Quadrant, led by Chris Hadley, Marcus Darville and Justin Ryan, hit a hard cap of $850 million on Wednesday night having started raising in mid January.
In a heartening sign for a handful of Quadrant's rivals planning similar-sized raisings this year, it's understood Quadrant had to turn away or scale back a number of investors. The interest was split fairly evenly between local and offshore funds.
Quadrant raised off the back of a busy 12 months. Last year's initial public offering rally was triggered by Quadrant's IVF investment, Virtus Health, which has soared 43 per cent since listing.
It also helped fundies make money in Kiwi retirement village operator Summerset, which it sold down in stakes before bringing it to Australia.
Quadrant is also preparing to float two existing portfolio companies – Burson Auto Parts and media information business iSentia – in coming months and late last year bought instant boiling water business Zip Industries, and Perth-based pet food retailer City Farmers.
The firm also acquired APN News & Media's 50 per cent share in the struggling APN Outdoor for $69 million in October last year.
News of Quadrant's hard close will spread quickly through the private equity community. Fund-raising has been a dominant topic at industry events for the past three years, with a rapidly changing environment and investor base.

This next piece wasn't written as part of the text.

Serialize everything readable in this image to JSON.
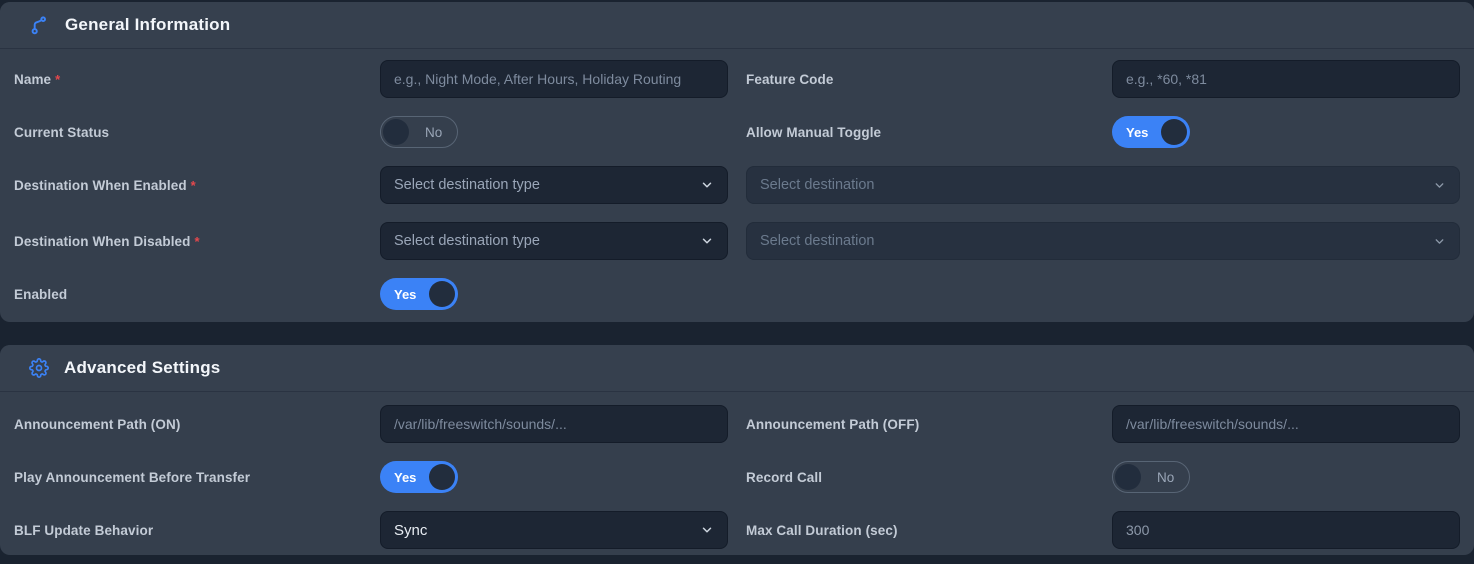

Firms that have been able to raise – such as Quadrant and Archer Capital – have hit their targets quickly, while the rest have battled through drawn-out offers.
The biggest raising still in the market is Pacific Equity Partners which publicly spoke about plans to raise $2.5 billion last year. PEP's yet to announce a close.
Elsewhere, a Macquarie Group-controlled infrastructure fund has emerged as the fourth bidder for Transpacific Industries Group's $NZ1 billion ($931 million) New Zealand waste business, as revealed by Street Talk Online.
The fund joins listed Kiwi infrastructure and utilities fund Infratil and private equity giant The Carlyle Group, who will fight it out on Friday when final bids are due for the Kiwi garbage unit.
Macquarie's interest follows the firm's past investment in US trash companies.